Saturday, April 14, 2018¶
Today I mostly worked on eidreader and its integration into Lino. A historic moment: It is now possible to read Belgian eID cards into Lino Avanti or Lino Welfare without a Java. Including the picture. Disclaimer: it works with my eID card, I didn’t test it on other cards until now. TODO: write documentation so that interested developers can watch it in action.
Five releases in one day¶
The eidreader had 5 releases today.
Marc Rabaey reported a problem with eidreader 0.0.1 (it was not possible to install it):
$ pip install eidreader
Collecting eidreader
Downloading eidreader-0.0.1.tar.gz
Complete output from command python setup.py egg_info:
Traceback (most recent call last):
File "<string>", line 1, in <module>
File "/tmp/pip-install-2hj2tlzx/eidreader/setup.py", line 3, in <module>
exec(compile(open(fn, "rb").read(), fn, 'exec'))
FileNotFoundError: [Errno 2] No such file or directory: 'setup_info.py'
----------------------------------------
Command "python setup.py egg_info" failed with error code 1 in /tmp/pip-install-2hj2tlzx/eidreader/
It took me a few version numbers to fix the issue (because it’s difficult to test these issues without actually releasing). Now (version 0.0.4) it should work.
The problem was that my setup_info.py
trick doesn’t work for
single-file projects, it works only when there is a package.
I read this document
but could not find any better solution.
I continued my work on getting the whole system to run. One gotcha was
that the data
in requests.post(url, data=data)
must not be a
nested dict (i.e. a dict containing other dicts). Actually they
explain it well: More complicated POST requests.
Another challenge was that the Java version obviously had some
powerful date parser which understands strings like
"01.JUN. 1968"
. This is how my birth date is stored on my Belgian
ID card). My favorite package python-dateutil which claims to
provide Generic parsing of dates in almost any string format fails when
parsing that string:
>>> from dateutil.parser import parse as date_parser
>>> date_parser("01.JUN. 1968", ignoretz=True)
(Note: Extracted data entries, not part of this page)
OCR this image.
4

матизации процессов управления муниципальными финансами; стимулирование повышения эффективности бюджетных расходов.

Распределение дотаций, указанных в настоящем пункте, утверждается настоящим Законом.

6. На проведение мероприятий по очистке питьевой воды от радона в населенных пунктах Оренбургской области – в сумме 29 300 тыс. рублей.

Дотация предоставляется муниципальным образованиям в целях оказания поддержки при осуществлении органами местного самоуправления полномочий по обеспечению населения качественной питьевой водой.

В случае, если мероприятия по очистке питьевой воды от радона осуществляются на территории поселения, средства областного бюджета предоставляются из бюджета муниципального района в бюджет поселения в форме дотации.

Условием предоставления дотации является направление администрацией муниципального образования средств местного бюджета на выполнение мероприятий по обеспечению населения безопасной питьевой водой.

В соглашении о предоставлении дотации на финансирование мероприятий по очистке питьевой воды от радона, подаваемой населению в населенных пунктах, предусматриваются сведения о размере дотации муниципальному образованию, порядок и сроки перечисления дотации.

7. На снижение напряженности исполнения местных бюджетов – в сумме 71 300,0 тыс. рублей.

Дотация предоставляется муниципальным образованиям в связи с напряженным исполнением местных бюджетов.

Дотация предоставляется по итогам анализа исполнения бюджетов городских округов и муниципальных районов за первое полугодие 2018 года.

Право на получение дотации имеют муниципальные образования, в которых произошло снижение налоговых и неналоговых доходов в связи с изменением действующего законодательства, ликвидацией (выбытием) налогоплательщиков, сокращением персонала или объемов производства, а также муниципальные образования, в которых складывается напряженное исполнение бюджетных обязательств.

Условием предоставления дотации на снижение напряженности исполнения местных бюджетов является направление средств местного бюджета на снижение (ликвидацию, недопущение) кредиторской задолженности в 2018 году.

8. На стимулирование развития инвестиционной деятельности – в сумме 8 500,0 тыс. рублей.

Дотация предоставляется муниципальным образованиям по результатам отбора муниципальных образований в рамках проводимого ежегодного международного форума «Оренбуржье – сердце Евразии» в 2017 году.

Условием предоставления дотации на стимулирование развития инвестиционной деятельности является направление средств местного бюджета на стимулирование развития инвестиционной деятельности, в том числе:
Traceback (most recent call last):
...
ValueError: Unknown string format
The stumblestone is the missing space after the day. If we add it manually, it works:
>>> date_parser("01. JUN. 1968")
datetime.datetime(1968, 6, 1, 0, 0)
But that’s of course just a hint for improving the parser, not a solution for our problem.
I tried with ignoretz and fuzzy, but none helped:
>>> date_parser("01.JUN. 1968", ignoretz=True)
Traceback (most recent call last):
...
ValueError: Unknown string format
>>> date_parser("01.JUN. 1968", fuzzy=True)
Traceback (most recent call last):
...
ValueError: Unknown string format
Then I tried the dateparser package which turned out to be more successful:
>>> import dateparser
>>> dateparser.parse("01.JUN. 1968")
datetime.datetime(1968, 6, 1, 0, 0)
I ended up extending the lino.utils.IncompleteDate.parse()
method.
And then I pushed a big bunch of changes I had been doing during the last week. Thy break the test suites, but I was impatient to publish them. Here is (rather: should be) a summary of these changes.
Subtle changes in Atelier:
atelier/__init__.py
no longer executessetup_info.py
fileFixed a failure when
inv prep
was invoked from a subdir of the project’s root.